Common tomb? A tomb is a vaulted burial chamber. In Ireland these are usually private and contain the remains of mulitple family members. We find tombs all over the country. A common burial is a matter of economics. If we can afford a private grave in a burial ground then we purchase it. If we can't we can pay simply for the gravedigger/sextons time in opening and closing a grave and or burying the body. With institutional burials what are the burial costs encountered? Did institutions use common tombs for burial purposes? This is a key question to be answered in the coming years. The Tuam technical report finds it hard to place Tuam M&BH in an Irish context because, I presume, 19th and early 20th century burial practices are so little studied.
Non sacred ground-
Ad hoc burials. An ad hoc burial happens when a person or institution responds to burial requirements as the situation necessitates. Mass graves tend to be ad hoc. They tend to be reactive; they can be hidden due to legal concerns, in remote places or in plain sight.

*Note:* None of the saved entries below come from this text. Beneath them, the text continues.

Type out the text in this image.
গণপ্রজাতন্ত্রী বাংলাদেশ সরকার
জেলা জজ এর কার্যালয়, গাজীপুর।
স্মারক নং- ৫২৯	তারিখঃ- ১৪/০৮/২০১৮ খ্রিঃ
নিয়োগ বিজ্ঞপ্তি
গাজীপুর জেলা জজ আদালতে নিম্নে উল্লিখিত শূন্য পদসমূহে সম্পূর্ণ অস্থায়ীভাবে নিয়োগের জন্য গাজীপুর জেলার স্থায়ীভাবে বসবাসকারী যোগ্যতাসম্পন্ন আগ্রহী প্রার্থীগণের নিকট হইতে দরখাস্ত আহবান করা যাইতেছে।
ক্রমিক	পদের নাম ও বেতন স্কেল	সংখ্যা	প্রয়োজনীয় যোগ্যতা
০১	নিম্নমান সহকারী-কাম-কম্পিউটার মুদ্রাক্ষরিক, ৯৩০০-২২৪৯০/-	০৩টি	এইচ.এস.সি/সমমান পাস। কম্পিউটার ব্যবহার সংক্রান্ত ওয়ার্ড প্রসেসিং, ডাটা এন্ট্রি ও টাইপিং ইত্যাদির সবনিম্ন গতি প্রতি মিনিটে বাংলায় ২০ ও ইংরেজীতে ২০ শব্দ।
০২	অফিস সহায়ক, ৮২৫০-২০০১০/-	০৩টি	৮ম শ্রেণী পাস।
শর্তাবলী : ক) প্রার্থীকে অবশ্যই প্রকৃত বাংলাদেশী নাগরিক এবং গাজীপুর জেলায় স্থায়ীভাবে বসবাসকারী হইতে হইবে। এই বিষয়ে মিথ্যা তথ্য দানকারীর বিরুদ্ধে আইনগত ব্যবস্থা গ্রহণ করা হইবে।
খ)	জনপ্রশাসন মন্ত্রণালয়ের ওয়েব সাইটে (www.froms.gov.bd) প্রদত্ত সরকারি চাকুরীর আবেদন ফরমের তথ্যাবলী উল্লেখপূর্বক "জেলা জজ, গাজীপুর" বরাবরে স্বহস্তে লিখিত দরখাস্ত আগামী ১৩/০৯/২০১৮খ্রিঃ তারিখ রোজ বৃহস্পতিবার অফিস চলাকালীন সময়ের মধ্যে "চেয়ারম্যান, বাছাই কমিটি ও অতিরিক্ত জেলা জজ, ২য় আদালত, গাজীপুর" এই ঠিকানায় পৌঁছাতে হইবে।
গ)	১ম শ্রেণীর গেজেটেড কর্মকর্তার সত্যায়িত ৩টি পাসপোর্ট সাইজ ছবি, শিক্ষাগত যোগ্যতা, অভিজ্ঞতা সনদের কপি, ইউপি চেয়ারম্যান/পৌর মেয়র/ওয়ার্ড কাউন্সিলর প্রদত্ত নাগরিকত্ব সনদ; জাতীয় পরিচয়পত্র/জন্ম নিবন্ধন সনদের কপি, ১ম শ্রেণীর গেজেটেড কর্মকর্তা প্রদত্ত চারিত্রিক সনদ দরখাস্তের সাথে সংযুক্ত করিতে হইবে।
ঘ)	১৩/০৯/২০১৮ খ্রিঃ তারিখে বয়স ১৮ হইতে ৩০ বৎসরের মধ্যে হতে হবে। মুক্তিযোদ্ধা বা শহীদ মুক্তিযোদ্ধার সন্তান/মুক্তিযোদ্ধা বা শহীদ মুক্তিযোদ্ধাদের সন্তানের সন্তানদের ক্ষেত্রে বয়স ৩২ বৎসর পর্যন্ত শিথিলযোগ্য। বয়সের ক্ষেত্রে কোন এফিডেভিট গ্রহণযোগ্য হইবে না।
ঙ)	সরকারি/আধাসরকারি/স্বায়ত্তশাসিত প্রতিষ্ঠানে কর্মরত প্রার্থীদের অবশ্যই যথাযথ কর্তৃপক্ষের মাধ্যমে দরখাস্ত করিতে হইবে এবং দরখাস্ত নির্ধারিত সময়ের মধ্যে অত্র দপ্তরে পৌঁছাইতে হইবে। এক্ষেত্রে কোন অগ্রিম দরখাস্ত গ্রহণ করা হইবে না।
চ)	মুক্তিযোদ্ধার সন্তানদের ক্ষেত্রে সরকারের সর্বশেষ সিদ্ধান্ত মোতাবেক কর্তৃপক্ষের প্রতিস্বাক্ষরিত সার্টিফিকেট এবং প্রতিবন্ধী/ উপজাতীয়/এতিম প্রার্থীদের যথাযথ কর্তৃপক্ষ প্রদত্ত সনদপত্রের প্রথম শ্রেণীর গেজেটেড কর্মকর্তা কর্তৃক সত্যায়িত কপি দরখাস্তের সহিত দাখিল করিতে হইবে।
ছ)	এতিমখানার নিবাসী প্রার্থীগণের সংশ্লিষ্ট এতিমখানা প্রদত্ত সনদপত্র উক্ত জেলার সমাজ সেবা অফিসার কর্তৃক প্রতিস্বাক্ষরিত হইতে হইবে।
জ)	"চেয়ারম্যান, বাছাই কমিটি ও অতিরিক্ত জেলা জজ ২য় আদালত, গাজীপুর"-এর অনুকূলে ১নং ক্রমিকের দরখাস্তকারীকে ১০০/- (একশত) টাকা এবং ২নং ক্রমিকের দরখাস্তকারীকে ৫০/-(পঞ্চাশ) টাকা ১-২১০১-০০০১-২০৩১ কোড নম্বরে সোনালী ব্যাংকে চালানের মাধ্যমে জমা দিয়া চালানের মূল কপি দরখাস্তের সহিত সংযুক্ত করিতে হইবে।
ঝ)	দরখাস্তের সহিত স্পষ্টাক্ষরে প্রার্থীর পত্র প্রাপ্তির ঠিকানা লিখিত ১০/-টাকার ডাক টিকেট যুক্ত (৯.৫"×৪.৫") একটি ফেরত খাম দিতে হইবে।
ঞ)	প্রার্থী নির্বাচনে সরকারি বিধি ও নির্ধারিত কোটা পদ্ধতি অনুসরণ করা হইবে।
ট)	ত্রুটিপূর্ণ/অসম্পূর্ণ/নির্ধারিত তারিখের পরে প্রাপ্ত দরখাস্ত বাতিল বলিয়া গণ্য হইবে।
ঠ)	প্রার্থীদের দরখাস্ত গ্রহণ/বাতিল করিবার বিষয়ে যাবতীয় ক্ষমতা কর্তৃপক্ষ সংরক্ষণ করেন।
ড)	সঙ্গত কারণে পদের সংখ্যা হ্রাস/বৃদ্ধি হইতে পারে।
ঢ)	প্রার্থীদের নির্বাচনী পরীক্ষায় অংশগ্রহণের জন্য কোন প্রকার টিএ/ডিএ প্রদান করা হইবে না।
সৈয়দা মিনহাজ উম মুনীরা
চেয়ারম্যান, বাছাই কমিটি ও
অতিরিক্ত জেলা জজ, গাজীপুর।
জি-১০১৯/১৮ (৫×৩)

Ok, I've talked my way round in circles. Mass graves are hard to define. If there are many many babies and children buried in the Tuam underground chambers then it is a mass of burials. Did the children get a decent burial? Was the ground consecrated in the first place? Were they respectfully shrouded or in coffins? Was each burial attended and given funeral rites by a member of the clergy? As they were laid into underground chambers can we catergorise the burial place as a tomb? Repurposed.
Can the diocese show that the ground was consecrated? Even if they don't have a record of a priest blessing the ground, does that mean that a priest never consecrated the ground? If you clean out an old septic tank/wastewater structure; block it's feeding drains; consecrate it - is it then a formal, Christian burial place?
Defining a mass grave is a complex process and with politicised issues such as Tuam one person's mass grave will be another's common tomb.
To my mind it all comes back to that strange word 'decency'. Can we infer decent treatment from the archaeological & historical data?